Он прошелся по камере, взял со стола свою глиняную кружку, опорожнил ее одним духом и поставил обратно. Вся беда в том, что, пожалуй, именно так она и ответит; не «я его люблю», конечно, нет, этого она не скажет, а вот то, что ничего плохого о нем не знает, это она им скажет. А как же она может сказать иначе? Ведь понятно же, если ты знаешь, что человек дрянь, то какого черта ты с ним связываешься? Но тогда заговорят они: «Ах, вы не знаете о нем ничего плохого? Так вот вам, вот и вот!» И вывалят перед ней кучу всякой всячины. Он – что уж там скрывать! – человек не особенно хороший, лентяй, пьяница, трепло несусветное, кроме того, труслив, блудлив, неблагодарен, дед и то ему как-то сказал: «Это все в тебе непочтение к родителям – знаешь? Чти отца и мать свою, а ты что?» «Мать свою я, верно, не чту. Но на все это им, положим, наплевать, и скажут они Лине другое. „Разве вы не заметили, – скажут они, – что он не наш, не советский человек? Вот он ходит по нашей земле, живет в наше замечательное время, а всюду выискивает только одно плохое, не видит ничего, кроме недостатков, копается в грязи, сеет нездоровые настроения...“ Вот с этим она, пожалуй, не будет спорить, просто скажет: „Знаете, просто как-то не обращала внимания. Думала, что все это мелочи“. „А-а, нет – ответят ей, – это далеко не мелочи. Давайте-ка вспоминать“. И что ж, ты будешь ее обвинять, если она что-нибудь такое вспомнит? Да разве она может быть в тебе уверена на все сто? Вот ей ты тогда натрепался, так почему другому, хотя бы тому же Корнилову, ты не можешь сказать того же? Ведь помнишь, что ты ей сказал: „Вот я как-нибудь не выдержу и каркну во все воронье горло, и тогда уж отрывай подковки“. Вот она после твоего ареста и вспомнит эти твои слова. Ну и все, значит! Помочь тебе – и не поможешь, а погубить себя – одна минута! И опять же: у нее защита, диссертация, как же ее можно обвинять?»

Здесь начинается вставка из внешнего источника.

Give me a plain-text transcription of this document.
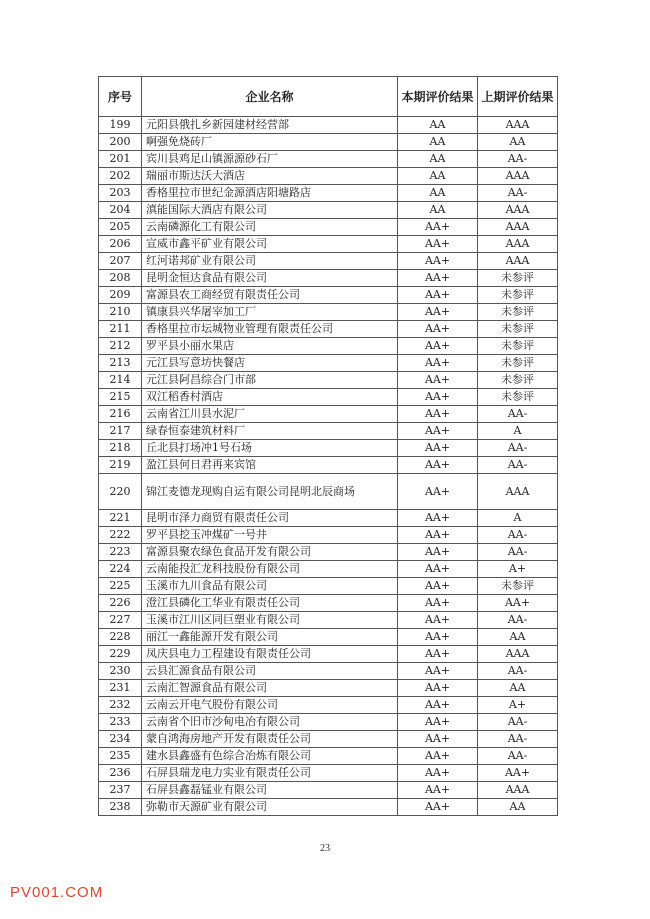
序号	企业名称	本期评价结果	上期评价结果
199	元阳县俄扎乡新园建材经营部	AA	AAA
200	啊强免烧砖厂	AA	AA
201	宾川县鸡足山镇源源砂石厂	AA	AA-
202	瑞丽市斯达沃大酒店	AA	AAA
203	香格里拉市世纪金源酒店阳塘路店	AA	AA-
204	滇能国际大酒店有限公司	AA	AAA
205	云南磷源化工有限公司	AA+	AAA
206	宣威市鑫平矿业有限公司	AA+	AAA
207	红河诺邦矿业有限公司	AA+	AAA
208	昆明金恒达食品有限公司	AA+	未参评
209	富源县农工商经贸有限责任公司	AA+	未参评
210	镇康县兴华屠宰加工厂	AA+	未参评
211	香格里拉市坛城物业管理有限责任公司	AA+	未参评
212	罗平县小丽水果店	AA+	未参评
213	元江县写意坊快餐店	AA+	未参评
214	元江县阿昌综合门市部	AA+	未参评
215	双江稻香村酒店	AA+	未参评
216	云南省江川县水泥厂	AA+	AA-
217	绿春恒泰建筑材料厂	AA+	A
218	丘北县打场冲1号石场	AA+	AA-
219	盈江县何日君再来宾馆	AA+	AA-
220	锦江麦德龙现购自运有限公司昆明北辰商场	AA+	AAA
221	昆明市泽力商贸有限责任公司	AA+	A
222	罗平县挖玉冲煤矿一号井	AA+	AA-
223	富源县聚农绿色食品开发有限公司	AA+	AA-
224	云南能投汇龙科技股份有限公司	AA+	A+
225	玉溪市九川食品有限公司	AA+	未参评
226	澄江县磷化工华业有限责任公司	AA+	AA+
227	玉溪市江川区同巨塑业有限公司	AA+	AA-
228	丽江一鑫能源开发有限公司	AA+	AA
229	凤庆县电力工程建设有限责任公司	AA+	AAA
230	云县汇源食品有限公司	AA+	AA-
231	云南汇智源食品有限公司	AA+	AA
232	云南云开电气股份有限公司	AA+	A+
233	云南省个旧市沙甸电冶有限公司	AA+	AA-
234	蒙自鸿海房地产开发有限责任公司	AA+	AA-
235	建水县鑫盛有色综合冶炼有限公司	AA+	AA-
236	石屏县瑞龙电力实业有限责任公司	AA+	AA+
237	石屏县鑫磊锰业有限公司	AA+	AAA
238	弥勒市天源矿业有限公司	AA+	AA
23
PV001.COM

– А я и не обвиняю, – сказал он громко. – Нет, нет, я ни капельки не обвиняю, пусть говорит что хочет.
Но на душе у него все равно было очень погано. Хотя бы Буддо пришел, что ли?!
...Буддо пришел через час и, чертыхаясь, сел на койку. Он был чем-то очень расстроен.
– Что такое? – спросил Зыбин.
Буддо взял со стола кружку с холодным чаем и стал пить.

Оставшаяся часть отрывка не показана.